Research

Rett syndrome: hope of cure drives fundraising and underpins new trials

Research on Rett syndrome, a neurological disorder affecting girls, has revolutionised understanding of the disease and shown symptoms can be reversed in mice.

Photo of a young girl
Rett syndrome affects one in 10,000 girls.

Rett syndrome is a severe autistic-spectrum disorder with delayed onset that affects 1 in 10,000 girls. Some 16,000 individuals have Rett syndrome in the US, and an estimated 2,400 in the UK.

It is a regressive disease that causes loss of speech and hand movement, coupled with autistic behaviour, an undersized brain (microencephaly), and growth retardation. Affected girls develop normally for around 18 months then regress, losing abilities they once had and requiring increasing levels of care as they age.

Rett syndrome was previously believed to be a developmental or neurodegenerative disease because of its early appearance and the gradual deterioration of those affected. A cure or therapy was thought to be most unlikely.

In most cases the disease is due to mutations in the gene coding for MeCP2, which negatively regulates gene expression.

In 2001, researchers led by Professor Sir Adrian Bird developed a mouse model for Rett syndrome by introducing a mutation into the mouse MeCP2 gene. Heterozygous female mice carrying this mutation had behavioural characteristics similar to those of girls with Rett syndrome, including poor motor coordination, behavioural deficits and breathing arrhythmia. This mouse model is currently used in hundreds of labs across the world.

Charity formations

As a direct result of the 2007 results, a small group of US parents of children with Rett syndrome, led by Monica Coenraads, formed the Rett Syndrome Research Trust (RSRT), a highly efficient non-profit charity devoted to finding a cure for the condition.

The RSRT was established purely because these parents believed there was now a real prospect of a cure for Rett syndrome. The RSRT was launched in September 2008 and has so far raised more than $25 million in donations. A remarkable 96% of funding raised is committed to research seeking to cure Rett Syndrome.

The UK charity ReverseRett was formed in July 2010 by families across the UK who wanted to contribute to RSRT’s efforts to accelerate treatments for Rett Syndrome. The UK charity has raised £2 million since 2010.

This is a global issue not a national issue. In every country, children with Rett syndrome are suffering tremendously. This relentless disorder impacts children and the families who love them across all cultures and races. We believe Rett syndrome is reversible. Everything we do stems from this belief.

Rachael BloomExecutive Director of ReverseRett

Increased awareness

The RSRT launched a powerful campaign in November 2011 to boost awareness of Rett syndrome. It is estimated that 1.5 million people per day for three months viewed the campaign’s public service announcement in Times Square, New York.

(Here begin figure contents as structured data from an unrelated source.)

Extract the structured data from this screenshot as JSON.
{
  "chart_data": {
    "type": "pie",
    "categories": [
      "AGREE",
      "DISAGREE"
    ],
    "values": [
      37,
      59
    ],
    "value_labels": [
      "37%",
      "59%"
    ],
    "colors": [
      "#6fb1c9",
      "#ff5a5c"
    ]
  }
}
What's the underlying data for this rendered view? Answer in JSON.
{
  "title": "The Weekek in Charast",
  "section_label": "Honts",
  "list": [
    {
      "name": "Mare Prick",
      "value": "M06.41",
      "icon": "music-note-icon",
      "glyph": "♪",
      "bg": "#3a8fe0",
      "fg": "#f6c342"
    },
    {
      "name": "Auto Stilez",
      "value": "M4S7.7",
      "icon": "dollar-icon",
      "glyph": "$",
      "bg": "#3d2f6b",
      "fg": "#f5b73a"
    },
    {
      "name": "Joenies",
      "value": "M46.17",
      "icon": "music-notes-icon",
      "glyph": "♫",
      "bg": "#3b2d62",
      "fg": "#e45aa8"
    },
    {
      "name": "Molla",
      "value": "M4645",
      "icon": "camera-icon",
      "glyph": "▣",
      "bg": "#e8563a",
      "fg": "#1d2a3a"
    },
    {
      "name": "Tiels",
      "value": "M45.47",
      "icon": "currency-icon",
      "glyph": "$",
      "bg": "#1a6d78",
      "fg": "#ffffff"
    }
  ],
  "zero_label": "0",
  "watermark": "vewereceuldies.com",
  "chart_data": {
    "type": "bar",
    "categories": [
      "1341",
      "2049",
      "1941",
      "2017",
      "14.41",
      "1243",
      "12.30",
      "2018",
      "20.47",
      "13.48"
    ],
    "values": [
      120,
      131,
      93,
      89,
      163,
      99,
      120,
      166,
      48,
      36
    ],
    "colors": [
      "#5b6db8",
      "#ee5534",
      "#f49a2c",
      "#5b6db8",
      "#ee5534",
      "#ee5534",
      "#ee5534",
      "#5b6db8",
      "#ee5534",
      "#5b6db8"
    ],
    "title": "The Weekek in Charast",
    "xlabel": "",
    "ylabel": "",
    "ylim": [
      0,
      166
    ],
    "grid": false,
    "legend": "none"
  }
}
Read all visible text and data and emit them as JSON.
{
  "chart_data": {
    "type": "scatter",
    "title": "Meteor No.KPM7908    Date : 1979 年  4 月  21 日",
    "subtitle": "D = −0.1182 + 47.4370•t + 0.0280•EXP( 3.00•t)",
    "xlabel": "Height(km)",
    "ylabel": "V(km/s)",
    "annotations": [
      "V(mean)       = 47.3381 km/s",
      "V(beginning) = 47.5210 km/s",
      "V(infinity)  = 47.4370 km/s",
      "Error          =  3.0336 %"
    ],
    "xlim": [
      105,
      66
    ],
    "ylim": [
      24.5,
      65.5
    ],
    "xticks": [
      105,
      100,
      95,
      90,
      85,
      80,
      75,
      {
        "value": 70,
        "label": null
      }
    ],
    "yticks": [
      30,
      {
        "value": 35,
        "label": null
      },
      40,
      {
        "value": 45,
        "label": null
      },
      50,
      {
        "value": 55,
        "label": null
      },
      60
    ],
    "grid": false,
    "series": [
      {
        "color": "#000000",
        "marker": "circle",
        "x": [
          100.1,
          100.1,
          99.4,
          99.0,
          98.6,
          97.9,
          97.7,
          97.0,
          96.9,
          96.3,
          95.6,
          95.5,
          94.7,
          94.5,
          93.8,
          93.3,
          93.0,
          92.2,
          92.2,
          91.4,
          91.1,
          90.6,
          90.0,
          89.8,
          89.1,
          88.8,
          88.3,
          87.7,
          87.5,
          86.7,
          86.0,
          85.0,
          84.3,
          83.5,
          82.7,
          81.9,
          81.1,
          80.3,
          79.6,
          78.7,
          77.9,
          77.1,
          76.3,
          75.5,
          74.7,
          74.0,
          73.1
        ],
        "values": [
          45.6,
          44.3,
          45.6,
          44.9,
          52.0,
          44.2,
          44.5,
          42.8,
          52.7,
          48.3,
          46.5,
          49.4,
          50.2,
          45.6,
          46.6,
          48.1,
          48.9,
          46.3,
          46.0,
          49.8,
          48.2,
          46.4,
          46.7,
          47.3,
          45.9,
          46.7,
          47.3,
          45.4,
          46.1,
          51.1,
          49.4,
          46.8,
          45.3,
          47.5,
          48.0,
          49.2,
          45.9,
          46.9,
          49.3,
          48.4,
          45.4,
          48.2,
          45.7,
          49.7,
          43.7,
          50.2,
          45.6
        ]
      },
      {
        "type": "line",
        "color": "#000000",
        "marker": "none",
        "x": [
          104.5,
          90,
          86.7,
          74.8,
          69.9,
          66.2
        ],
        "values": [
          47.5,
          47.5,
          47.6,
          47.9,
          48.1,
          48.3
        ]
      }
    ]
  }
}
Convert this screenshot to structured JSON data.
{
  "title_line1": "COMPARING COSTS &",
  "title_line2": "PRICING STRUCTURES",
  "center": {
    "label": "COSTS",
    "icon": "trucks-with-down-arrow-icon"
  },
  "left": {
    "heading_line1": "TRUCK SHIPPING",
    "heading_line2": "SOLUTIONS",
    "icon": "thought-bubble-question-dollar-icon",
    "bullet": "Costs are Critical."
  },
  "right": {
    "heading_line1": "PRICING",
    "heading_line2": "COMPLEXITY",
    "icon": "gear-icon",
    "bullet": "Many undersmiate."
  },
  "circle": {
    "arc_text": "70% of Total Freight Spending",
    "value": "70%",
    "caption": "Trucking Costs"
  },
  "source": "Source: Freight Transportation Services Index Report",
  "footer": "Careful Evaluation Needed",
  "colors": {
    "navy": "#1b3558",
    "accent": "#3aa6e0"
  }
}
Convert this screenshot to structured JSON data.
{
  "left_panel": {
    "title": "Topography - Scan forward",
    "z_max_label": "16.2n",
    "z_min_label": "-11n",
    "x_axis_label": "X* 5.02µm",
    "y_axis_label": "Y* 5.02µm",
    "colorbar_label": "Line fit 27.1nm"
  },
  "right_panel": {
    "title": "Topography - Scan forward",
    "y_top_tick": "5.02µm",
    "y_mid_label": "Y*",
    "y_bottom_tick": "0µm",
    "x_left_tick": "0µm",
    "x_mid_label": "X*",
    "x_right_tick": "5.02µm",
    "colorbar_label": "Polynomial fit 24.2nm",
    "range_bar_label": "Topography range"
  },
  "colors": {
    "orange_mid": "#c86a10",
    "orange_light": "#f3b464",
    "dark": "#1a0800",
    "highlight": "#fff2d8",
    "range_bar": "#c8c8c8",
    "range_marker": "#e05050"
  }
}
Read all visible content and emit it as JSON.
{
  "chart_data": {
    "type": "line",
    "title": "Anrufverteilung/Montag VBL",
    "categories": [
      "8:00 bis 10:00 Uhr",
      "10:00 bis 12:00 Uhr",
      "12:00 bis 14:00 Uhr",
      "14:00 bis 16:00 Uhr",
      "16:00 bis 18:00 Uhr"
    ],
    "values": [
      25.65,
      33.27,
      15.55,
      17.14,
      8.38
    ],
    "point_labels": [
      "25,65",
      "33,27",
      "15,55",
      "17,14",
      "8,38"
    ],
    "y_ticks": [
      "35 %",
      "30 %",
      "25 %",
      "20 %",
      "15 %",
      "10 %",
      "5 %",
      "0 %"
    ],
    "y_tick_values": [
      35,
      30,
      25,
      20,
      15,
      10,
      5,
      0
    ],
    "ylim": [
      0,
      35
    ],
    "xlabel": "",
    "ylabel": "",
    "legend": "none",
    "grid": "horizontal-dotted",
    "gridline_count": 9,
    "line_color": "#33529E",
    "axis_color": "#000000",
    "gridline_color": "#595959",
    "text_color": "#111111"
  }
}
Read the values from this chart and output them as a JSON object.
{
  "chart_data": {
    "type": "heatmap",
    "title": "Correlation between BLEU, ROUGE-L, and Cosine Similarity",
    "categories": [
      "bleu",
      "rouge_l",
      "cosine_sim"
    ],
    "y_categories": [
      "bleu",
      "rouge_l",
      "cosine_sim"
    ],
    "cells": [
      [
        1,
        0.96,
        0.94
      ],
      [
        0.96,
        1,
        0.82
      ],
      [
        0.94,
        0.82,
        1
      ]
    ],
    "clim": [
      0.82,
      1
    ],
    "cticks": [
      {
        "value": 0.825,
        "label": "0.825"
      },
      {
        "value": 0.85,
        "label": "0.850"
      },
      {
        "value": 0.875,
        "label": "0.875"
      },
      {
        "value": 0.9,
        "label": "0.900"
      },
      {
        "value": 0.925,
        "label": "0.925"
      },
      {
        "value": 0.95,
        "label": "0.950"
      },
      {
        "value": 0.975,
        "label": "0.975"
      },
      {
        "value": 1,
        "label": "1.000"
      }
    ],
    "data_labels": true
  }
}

In addition, the documentary film RETT: there is hope, was honoured in 2012 with a Rising Star Award (Canada International Film Festival) and won the USA Awareness Film Festival. Filmmaker Jason Rem was inspired to make the documentary, which features the Edinburgh research, after attending an RSRT charity event.

Photo of a scientist in Professor Sir Adrian Bird’s research group at work
A scientist in Professor Sir Adrian Bird’s research group at work.

Symptoms shown to be reversible in mice

In 2007, Dr Jacky Guy and other scientists in Professor Sir Adrian Bird’s group introduced a modified MeCP2 gene into Rett model mice that allowed controlled expression of normal MeCP2 protein. Mutant female mice carrying this modified gene exhibited the characteristics of Rett syndrome until normal MeCP2 expression was activated, after which they rapidly regained normal behaviour.

This striking result indicated that the developmental or degenerative changes seen in Rett patients are reversible, and overturned previous understanding of the disease.

Research findings underpin clinical trials

Multiple clinical trials are under way in both Europe and the US to test a variety of drugs in the hope of achieving symptom improvement. For example, a trial of Insulinlike Growth Factor-1 (IGF-1) is in progress. IGF-1 is indirectly regulated by MeCP2 and has been shown to ameliorate several features of Rett-like disease in mice. The Edinburgh research underpins the rationale of the trial.

Concurrently, research targeted at the underlying cause of Rett Syndrome, for example gene therapy with MeCP2, is being pursued. It is expected that attacking the root of the problem in this debilitating disease may profoundly impact symptoms.